Most of those foreclosures are happening in just five North Carolina counties that have the largest cities, which suggest the ultra-risky loans that have wrecked the home mortgage market nationally are being made mostly in very large housing markets.

Those five counties are Mecklenburg, with 742, Wake, with 388, Guilford, with 280, Forsythe, with 209 and Durham, with just 201 foreclosure filings. North Carolina as a whole had 14,021 homeowners file for foreclosure so far in 2008. Compare that with the nation's leader California, which had 71,508 homeowners file so far this year.

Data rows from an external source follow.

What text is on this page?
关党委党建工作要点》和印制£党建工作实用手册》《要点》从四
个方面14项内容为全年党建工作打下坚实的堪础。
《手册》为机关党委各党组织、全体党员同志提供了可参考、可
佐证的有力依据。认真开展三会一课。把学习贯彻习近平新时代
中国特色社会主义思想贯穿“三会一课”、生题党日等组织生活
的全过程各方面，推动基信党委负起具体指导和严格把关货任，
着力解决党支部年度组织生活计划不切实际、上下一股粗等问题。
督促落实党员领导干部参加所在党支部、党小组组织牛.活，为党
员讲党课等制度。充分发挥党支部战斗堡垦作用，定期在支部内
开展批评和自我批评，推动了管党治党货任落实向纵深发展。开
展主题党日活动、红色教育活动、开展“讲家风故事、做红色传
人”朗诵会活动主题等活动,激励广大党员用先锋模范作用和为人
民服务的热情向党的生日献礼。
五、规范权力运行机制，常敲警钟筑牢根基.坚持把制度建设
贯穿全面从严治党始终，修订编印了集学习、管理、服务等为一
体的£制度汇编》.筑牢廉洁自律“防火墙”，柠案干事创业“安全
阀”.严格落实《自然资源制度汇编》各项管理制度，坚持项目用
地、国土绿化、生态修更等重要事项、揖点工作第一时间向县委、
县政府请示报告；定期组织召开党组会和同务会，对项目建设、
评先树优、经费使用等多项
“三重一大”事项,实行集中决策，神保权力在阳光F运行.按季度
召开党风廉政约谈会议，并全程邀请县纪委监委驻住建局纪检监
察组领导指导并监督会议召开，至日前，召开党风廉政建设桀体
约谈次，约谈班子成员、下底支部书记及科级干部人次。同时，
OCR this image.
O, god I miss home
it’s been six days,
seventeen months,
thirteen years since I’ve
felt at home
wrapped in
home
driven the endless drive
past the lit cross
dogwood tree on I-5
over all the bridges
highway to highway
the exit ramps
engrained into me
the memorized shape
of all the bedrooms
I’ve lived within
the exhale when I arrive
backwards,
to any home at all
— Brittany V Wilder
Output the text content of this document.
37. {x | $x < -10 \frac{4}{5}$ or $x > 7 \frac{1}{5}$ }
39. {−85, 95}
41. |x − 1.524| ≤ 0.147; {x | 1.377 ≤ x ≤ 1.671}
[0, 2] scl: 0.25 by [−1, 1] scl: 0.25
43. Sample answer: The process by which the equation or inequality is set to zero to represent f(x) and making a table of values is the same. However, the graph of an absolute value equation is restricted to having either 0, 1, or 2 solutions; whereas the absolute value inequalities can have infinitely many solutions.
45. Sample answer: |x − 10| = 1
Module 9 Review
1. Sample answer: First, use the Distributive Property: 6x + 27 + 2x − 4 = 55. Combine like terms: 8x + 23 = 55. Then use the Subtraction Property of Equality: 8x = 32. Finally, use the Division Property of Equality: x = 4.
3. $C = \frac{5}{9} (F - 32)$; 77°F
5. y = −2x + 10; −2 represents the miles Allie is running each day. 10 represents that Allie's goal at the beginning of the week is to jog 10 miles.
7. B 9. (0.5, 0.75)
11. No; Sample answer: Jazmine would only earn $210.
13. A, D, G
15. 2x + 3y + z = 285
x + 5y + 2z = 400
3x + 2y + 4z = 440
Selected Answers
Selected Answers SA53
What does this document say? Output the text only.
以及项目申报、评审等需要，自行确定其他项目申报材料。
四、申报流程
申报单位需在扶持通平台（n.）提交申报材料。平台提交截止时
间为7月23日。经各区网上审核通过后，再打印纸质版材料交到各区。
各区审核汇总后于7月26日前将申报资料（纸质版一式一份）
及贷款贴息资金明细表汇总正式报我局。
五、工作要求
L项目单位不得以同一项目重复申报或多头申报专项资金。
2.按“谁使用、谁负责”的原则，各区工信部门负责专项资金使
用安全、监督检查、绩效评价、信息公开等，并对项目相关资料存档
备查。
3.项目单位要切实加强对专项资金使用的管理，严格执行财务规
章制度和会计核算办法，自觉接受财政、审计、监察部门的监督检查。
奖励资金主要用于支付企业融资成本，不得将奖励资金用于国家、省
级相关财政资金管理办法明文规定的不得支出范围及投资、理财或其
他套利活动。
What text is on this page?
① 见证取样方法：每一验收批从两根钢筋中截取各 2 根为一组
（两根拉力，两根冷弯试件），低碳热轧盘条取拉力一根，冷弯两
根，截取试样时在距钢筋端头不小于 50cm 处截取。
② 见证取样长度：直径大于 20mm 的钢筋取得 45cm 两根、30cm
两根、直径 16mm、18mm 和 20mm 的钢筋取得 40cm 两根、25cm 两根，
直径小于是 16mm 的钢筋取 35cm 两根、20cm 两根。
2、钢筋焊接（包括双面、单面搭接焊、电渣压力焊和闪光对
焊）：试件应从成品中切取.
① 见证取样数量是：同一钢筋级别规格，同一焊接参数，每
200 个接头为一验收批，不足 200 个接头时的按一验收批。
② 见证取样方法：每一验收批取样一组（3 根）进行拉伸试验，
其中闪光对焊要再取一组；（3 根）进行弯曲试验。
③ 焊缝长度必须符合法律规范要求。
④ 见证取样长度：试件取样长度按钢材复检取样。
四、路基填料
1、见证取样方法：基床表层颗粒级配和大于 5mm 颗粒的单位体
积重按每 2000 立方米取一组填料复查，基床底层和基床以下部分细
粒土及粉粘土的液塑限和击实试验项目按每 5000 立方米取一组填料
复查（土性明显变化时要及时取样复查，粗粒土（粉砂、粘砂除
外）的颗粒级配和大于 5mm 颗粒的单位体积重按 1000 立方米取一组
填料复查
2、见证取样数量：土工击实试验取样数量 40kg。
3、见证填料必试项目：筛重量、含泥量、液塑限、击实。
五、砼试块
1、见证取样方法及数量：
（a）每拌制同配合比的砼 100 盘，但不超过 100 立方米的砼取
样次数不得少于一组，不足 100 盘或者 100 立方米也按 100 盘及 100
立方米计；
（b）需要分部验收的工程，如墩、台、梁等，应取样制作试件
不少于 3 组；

All of these numbers are difficult to track and can be misleading according to Chris Matty, chief marketing officer for ForeclosurePoint.com, another Internet foreclosure tracking site.

"In many markets we are seeing where 40 to 50-percent of the foreclosures get canceled prior to the scheduled auction date," Matty said. "Furthermore, 50 to 85-percent of the original auction dates posted on these (foreclosure tracking) sites get postponed."

Just the fact that the rate of foreclosure filings has been up by more than 50 percent nationwide for each month in 2008 points to a serious problem for the home mortgage industry and the home selling industry as well. It just hasn't hit hard as hard here in the Valley.

Lisa Jackson, branch manager of First Citizens Bank in Littleton, said the current crises has had little affect in the Littleton area.

In fact, of the five counties surrounding Lake Gaston, Warren has had no foreclosure filings at all in 2008.

RealtyTrac.com numbers show Halifax County has had just seven filings, which is just one in every 3,699 housing units. Northampton has had five filings which figures to one in every 2,172 units.

The problem here, according to David Jones, of Rainbow Realty, is that houses in general are not selling, and that is a problem in all areas of the country. CNN reported Thursday that 4.5 million previously owned homes in the U.S. are just sitting on the market at this time. "People are just not buying homes right now," said Jones.